At any rate, I’ve found digitally painting Adam and Eve that this couple continues to remain quite elusive, especially Eve in many ways.  I’ve found I need to let some things go to see them as the text describes their story.  There is something freeing about seeing them in just a plain ole reading of the account.  It has been like a breath of fresh air.

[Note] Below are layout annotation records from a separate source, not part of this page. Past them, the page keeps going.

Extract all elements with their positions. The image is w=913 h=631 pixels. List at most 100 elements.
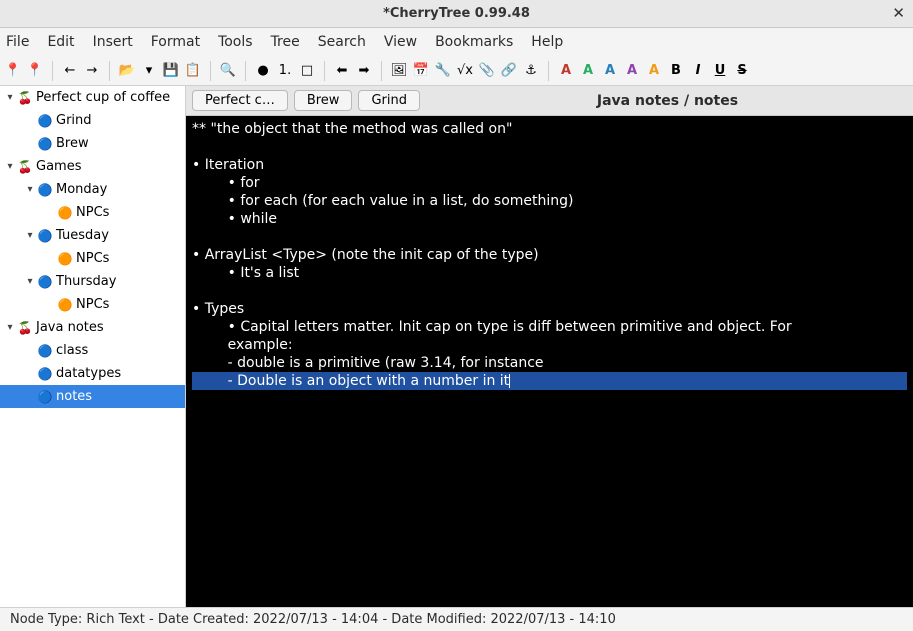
tab-perfect-c-[interactable]: Perfect c… <box>192 90 288 111</box>
editor[interactable]: ** "the object that the method was calle… <box>186 116 913 607</box>
node-icon: 🟠 <box>56 298 74 312</box>
editor-line[interactable]: • ArrayList <Type> (note the init cap of… <box>192 246 907 264</box>
tree-item-games[interactable]: ▾🍒Games <box>0 155 185 178</box>
tree-sidebar[interactable]: ▾🍒Perfect cup of coffee🔵Grind🔵Brew▾🍒Game… <box>0 86 186 607</box>
toolbar-button[interactable]: √x <box>456 62 474 80</box>
toolbar-button[interactable]: 📍 <box>4 62 22 80</box>
toolbar-button[interactable]: A <box>645 62 663 80</box>
node-icon: 🍒 <box>16 321 34 335</box>
node-icon: 🍒 <box>16 91 34 105</box>
toolbar-separator <box>324 61 325 81</box>
editor-line[interactable]: • while <box>192 210 907 228</box>
menu-search[interactable]: Search <box>318 34 366 50</box>
editor-line[interactable]: example: <box>192 336 907 354</box>
toolbar-separator <box>52 61 53 81</box>
tree-item-thursday[interactable]: ▾🔵Thursday <box>0 270 185 293</box>
node-label: Games <box>34 159 81 174</box>
caret-icon[interactable]: ▾ <box>4 322 16 333</box>
caret-icon[interactable]: ▾ <box>24 230 36 241</box>
toolbar-button[interactable]: 📂 <box>118 62 136 80</box>
editor-line[interactable]: • for each (for each value in a list, do… <box>192 192 907 210</box>
toolbar-button[interactable]: 📍 <box>26 62 44 80</box>
editor-line[interactable]: - double is a primitive (raw 3.14, for i… <box>192 354 907 372</box>
toolbar-button[interactable]: B <box>667 62 685 80</box>
toolbar-button[interactable]: ← <box>61 62 79 80</box>
toolbar-button[interactable]: ➡ <box>355 62 373 80</box>
menu-tree[interactable]: Tree <box>271 34 300 50</box>
toolbar-button[interactable]: I <box>689 62 707 80</box>
tree-item-npcs[interactable]: 🟠NPCs <box>0 201 185 224</box>
node-label: datatypes <box>54 366 121 381</box>
toolbar-button[interactable]: → <box>83 62 101 80</box>
toolbar-button[interactable]: ● <box>254 62 272 80</box>
tree-item-npcs[interactable]: 🟠NPCs <box>0 247 185 270</box>
statusbar: Node Type: Rich Text - Date Created: 202… <box>0 607 913 631</box>
editor-line[interactable]: • for <box>192 174 907 192</box>
caret-icon[interactable]: ▾ <box>24 184 36 195</box>
editor-line[interactable]: - Double is an object with a number in i… <box>192 372 907 390</box>
toolbar-button[interactable]: A <box>557 62 575 80</box>
tree-item-java-notes[interactable]: ▾🍒Java notes <box>0 316 185 339</box>
tree-item-perfect-cup-of-coffee[interactable]: ▾🍒Perfect cup of coffee <box>0 86 185 109</box>
tree-item-brew[interactable]: 🔵Brew <box>0 132 185 155</box>
tree-item-class[interactable]: 🔵class <box>0 339 185 362</box>
menu-file[interactable]: File <box>6 34 29 50</box>
menu-edit[interactable]: Edit <box>47 34 74 50</box>
menu-bookmarks[interactable]: Bookmarks <box>435 34 513 50</box>
caret-icon[interactable]: ▾ <box>4 92 16 103</box>
toolbar-button[interactable]: ⚓ <box>522 62 540 80</box>
tree-item-monday[interactable]: ▾🔵Monday <box>0 178 185 201</box>
node-icon: 🍒 <box>16 160 34 174</box>
toolbar-button[interactable]: 🔧 <box>434 62 452 80</box>
toolbar-button[interactable]: S <box>733 62 751 80</box>
toolbar-button[interactable]: 📎 <box>478 62 496 80</box>
editor-line[interactable] <box>192 282 907 300</box>
editor-line[interactable]: • Capital letters matter. Init cap on ty… <box>192 318 907 336</box>
tabs-group: Perfect c… BrewGrind <box>192 90 420 111</box>
toolbar-separator <box>245 61 246 81</box>
editor-line[interactable] <box>192 138 907 156</box>
tree-item-datatypes[interactable]: 🔵datatypes <box>0 362 185 385</box>
node-icon: 🔵 <box>36 137 54 151</box>
toolbar-button[interactable]: 💾 <box>162 62 180 80</box>
toolbar-button[interactable]: A <box>601 62 619 80</box>
node-label: NPCs <box>74 251 109 266</box>
menu-view[interactable]: View <box>384 34 417 50</box>
editor-line[interactable]: ** "the object that the method was calle… <box>192 120 907 138</box>
toolbar-button[interactable]: ⬅ <box>333 62 351 80</box>
toolbar-button[interactable]: 🔗 <box>500 62 518 80</box>
toolbar-button[interactable]: 🔍 <box>219 62 237 80</box>
editor-line[interactable]: • It's a list <box>192 264 907 282</box>
toolbar-separator <box>381 61 382 81</box>
node-label: Java notes <box>34 320 104 335</box>
toolbar-button[interactable]: 1. <box>276 62 294 80</box>
menu-help[interactable]: Help <box>531 34 563 50</box>
menu-format[interactable]: Format <box>151 34 200 50</box>
close-icon[interactable]: ✕ <box>892 4 905 22</box>
editor-line[interactable]: • Iteration <box>192 156 907 174</box>
node-icon: 🔵 <box>36 367 54 381</box>
toolbar-button[interactable]: 🖼 <box>390 62 408 80</box>
editor-line[interactable] <box>192 228 907 246</box>
toolbar-button[interactable]: 📅 <box>412 62 430 80</box>
editor-line[interactable]: • Types <box>192 300 907 318</box>
tab-brew[interactable]: Brew <box>294 90 353 111</box>
toolbar-button[interactable]: U <box>711 62 729 80</box>
toolbar-button[interactable]: A <box>579 62 597 80</box>
tree-item-notes[interactable]: 🔵notes <box>0 385 185 408</box>
caret-icon[interactable]: ▾ <box>4 161 16 172</box>
menu-tools[interactable]: Tools <box>218 34 253 50</box>
caret-icon[interactable]: ▾ <box>24 276 36 287</box>
tree-item-tuesday[interactable]: ▾🔵Tuesday <box>0 224 185 247</box>
toolbar-button[interactable]: □ <box>298 62 316 80</box>
toolbar-button[interactable]: 📋 <box>184 62 202 80</box>
tab-grind[interactable]: Grind <box>358 90 420 111</box>
tree-item-grind[interactable]: 🔵Grind <box>0 109 185 132</box>
node-icon: 🟠 <box>56 252 74 266</box>
breadcrumb: Java notes / notes <box>428 93 907 109</box>
toolbar-button[interactable]: ▾ <box>140 62 158 80</box>
toolbar-button[interactable]: A <box>623 62 641 80</box>
menu-insert[interactable]: Insert <box>93 34 133 50</box>
node-label: class <box>54 343 88 358</box>
tree-item-npcs[interactable]: 🟠NPCs <box>0 293 185 316</box>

One thing is for certain - they were both healthy and had no shame.  Maybe that is the thing to focus on - God is good and in His goodness they found life in Him and each other?  In His company and design, we find health and no shame. Food for thought, yes?


 

Citations & Notations:

[1] Unsplash is a fabulous open sourced license photography place I discovered some time back. I’ve used it for art inspiration and to learn to see again. Shout out to Jake Davies as “Elusive Eve” was inspired by one of his photos [see photo at right]. Click on the photograph and check out his Unsplash gallery.

[2] By Genesis politics I mean the use of Genesis to create stereotypes and subsequently legislation and law around these sparse chapters about the beginning. There is quite a bit of silliness - sometimes rather sad and offensive versions of silliness - about Genesis 1-3 that have come through the ages and are often automatically assumed. A fresh reading has begun to help me not only heal from the foolishness of Genesis stereotypes, but it has helped me see Adam and Eve through a different set of eyes - His.